The point is that I can’t get to have a single record with those values in a single record, I have been able to get one or the other, or two records per value.

I also tried this:


<Mapping element="entry" >

    <Mapping element="csm:review">
    <Mapping element="csm:themes">
        <Mapping element="csm:theme" outPort="1"
                 xmlFields="id;../../../id"
                 cloverFields="tag_id;csm_id_uri" />
    </Mapping>
    </Mapping>

</Mapping>

but no matter what combination I try, I can not refer to a child element using the dots, if the upper Id was an attribute instead of a child element, the problem would have been solved already. Is there a way to achieve this?

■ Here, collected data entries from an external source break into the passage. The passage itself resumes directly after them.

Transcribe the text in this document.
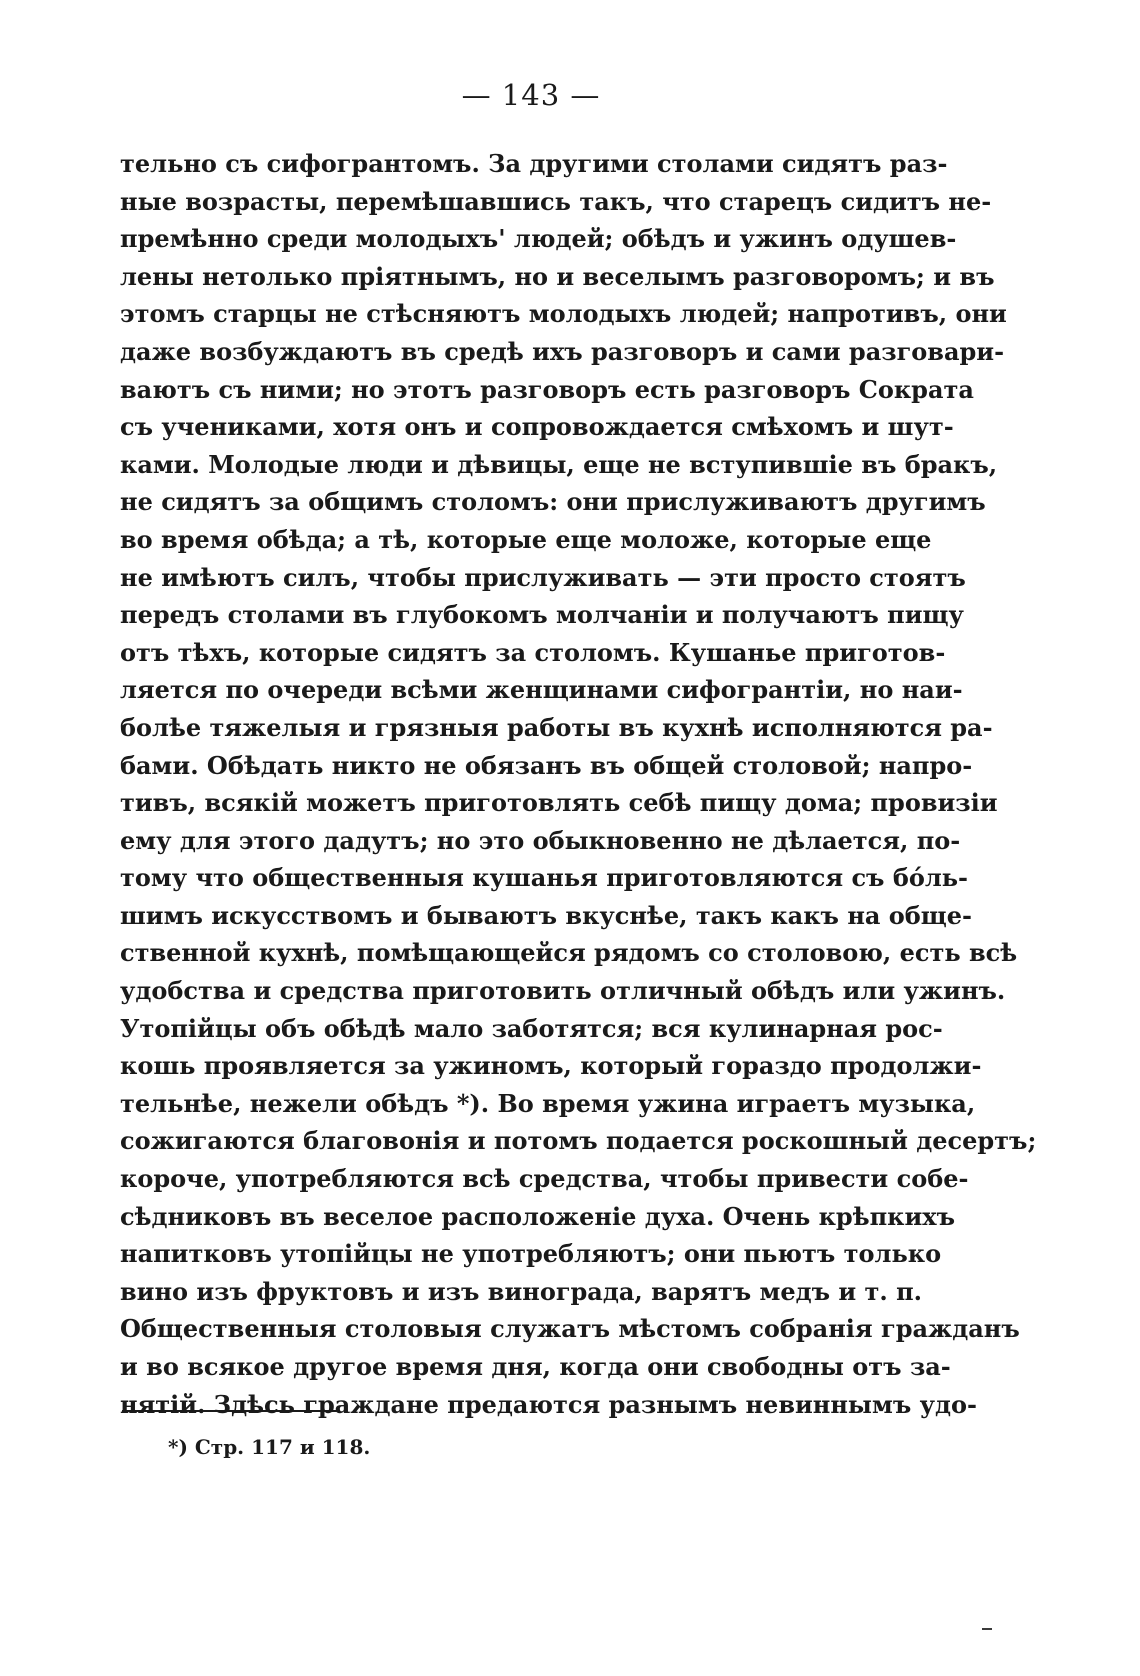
— 143 —
тельно съ сифогрантомъ. За другими столами сидятъ раз-
ные возрасты, перемѣшавшись такъ, что старецъ сидитъ не-
премѣнно среди молодыхъ' людей; обѣдъ и ужинъ одушев-
лены нетолько пріятнымъ, но и веселымъ разговоромъ; и въ
этомъ старцы не стѣсняютъ молодыхъ людей; напротивъ, они
даже возбуждаютъ въ средѣ ихъ разговоръ и сами разговари-
ваютъ съ ними; но этотъ разговоръ есть разговоръ Сократа
съ учениками, хотя онъ и сопровождается смѣхомъ и шут-
ками. Молодые люди и дѣвицы, еще не вступившіе въ бракъ,
не сидятъ за общимъ столомъ: они прислуживаютъ другимъ
во время обѣда; а тѣ, которые еще моложе, которые еще
не имѣютъ силъ, чтобы прислуживать — эти просто стоятъ
передъ столами въ глубокомъ молчаніи и получаютъ пищу
отъ тѣхъ, которые сидятъ за столомъ. Кушанье приготов-
ляется по очереди всѣми женщинами сифогрантіи, но наи-
болѣе тяжелыя и грязныя работы въ кухнѣ исполняются ра-
бами. Обѣдать никто не обязанъ въ общей столовой; напро-
тивъ, всякій можетъ приготовлять себѣ пищу дома; провизіи
ему для этого дадутъ; но это обыкновенно не дѣлается, по-
тому что общественныя кушанья приготовляются съ бóль-
шимъ искусствомъ и бываютъ вкуснѣе, такъ какъ на обще-
ственной кухнѣ, помѣщающейся рядомъ со столовою, есть всѣ
удобства и средства приготовить отличный обѣдъ или ужинъ.
Утопійцы объ обѣдѣ мало заботятся; вся кулинарная рос-
кошь проявляется за ужиномъ, который гораздо продолжи-
тельнѣе, нежели обѣдъ *). Во время ужина играетъ музыка,
сожигаются благовонія и потомъ подается роскошный десертъ;
короче, употребляются всѣ средства, чтобы привести собе-
сѣдниковъ въ веселое расположеніе духа. Очень крѣпкихъ
напитковъ утопійцы не употребляютъ; они пьютъ только
вино изъ фруктовъ и изъ винограда, варятъ медъ и т. п.
Общественныя столовыя служатъ мѣстомъ собранія гражданъ
и во всякое другое время дня, когда они свободны отъ за-
нятій. Здѣсь граждане предаются разнымъ невиннымъ удо-
*) Стр. 117 и 118.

I’m looking for a general way to map N to 1 with this structure, for example, having the input


<feed>
  <entry>
    <id>5555<id>
    <listOfThings>
      <item id=33>item 1</item>
      <item id=44>item 2</item>
    </listOfThings>
  <entry>
  <entry>
    <id>6666<id>
    <listOfThings>
      <item id=77>item 3</item>
      <item id=88>item 4</item>
    </listOfThings>
  <entry>
<feed>

to get these records:


|5555|33|||
|5555|44|||
|6666|77|||
|6666|88|||

All the examples I have found are where the same name input fields are of the same nature, usually an attribute.

Can anyone please help?

Thank you in advance.

Hi, jfuentesve,

XMLExtract is not exactly the right component for this task. I would use XMLReader where it is possible control mapping with xpath expressions. The mapping would be as following:


<?xml version="1.0" encoding="UTF-8" standalone="yes"?>
<Context xpath="//n2:theme" outPort="0" namespacePaths='n1="http://www.w3.org/2005/Atom";n2="http://www.blabla.org/feed/2.0"'>
	<Mapping cloverField="field1" xpath="../../../n1:id"/>
	<Mapping cloverField="field4" xpath="@id"/>
</Context>

This way you can process files with many entries or with many themes or both.

Best regards,

Hi, thank you for your response.

Unfortunately I can not find such a reader of type XMLReader available, these are the ones I can choose from:

XMLExtract
XMLXPathReader

I went ahead and implemented a solution using XMLXpathReader, but now Im dealing with a missing class that should be accesible from the plugins:


Error loading graph:/opt/ds/jetty-cloverServer/sandboxes/csm/graph/tag-association-program.grf Can't create object of type XML_XPATH_READER with reason: net/sf/saxon/sxpath/XPathEvaluator

I can run it locally from Eclipse and it works with a java test, but doesn’t work once deployed in the server, anyways that is not related to the topic. (though some help is welcome)

This is what I’m using with XMLXpathReader:

Tha mapping:


<Context xpath="/feed/entry" outPort="0" sequenceField="IndexKey" namespacePaths='"http://www.w3.org/2005/Atom";csm="http://www.blahblah.org/feed/2.0"'>
   <Mapping xpath="./id" cloverField="csm_id_uri"/>
   <Context xpath="./csm:review/csm:themes/csm:theme" parentKey="IndexKey" generatedKey="ThemeIndexKey" outPort="1">
    <Mapping xpath="./@id" cloverField="tag_id"/>
   </Context>
</Context>

The node usage:

Screen shot 2013-01-29 at 11.07.03 AM.png

The corresponding edges have these fields:

csm_id_uri;IndexKey
tag_id;ThemeIndexKey

I had to invert the order of the ports from/to the reader and the hash join to choose the right master key, using the keys in the mapping for the matching, it works like a charm.

We are using clover 3.2.1. engine and designer.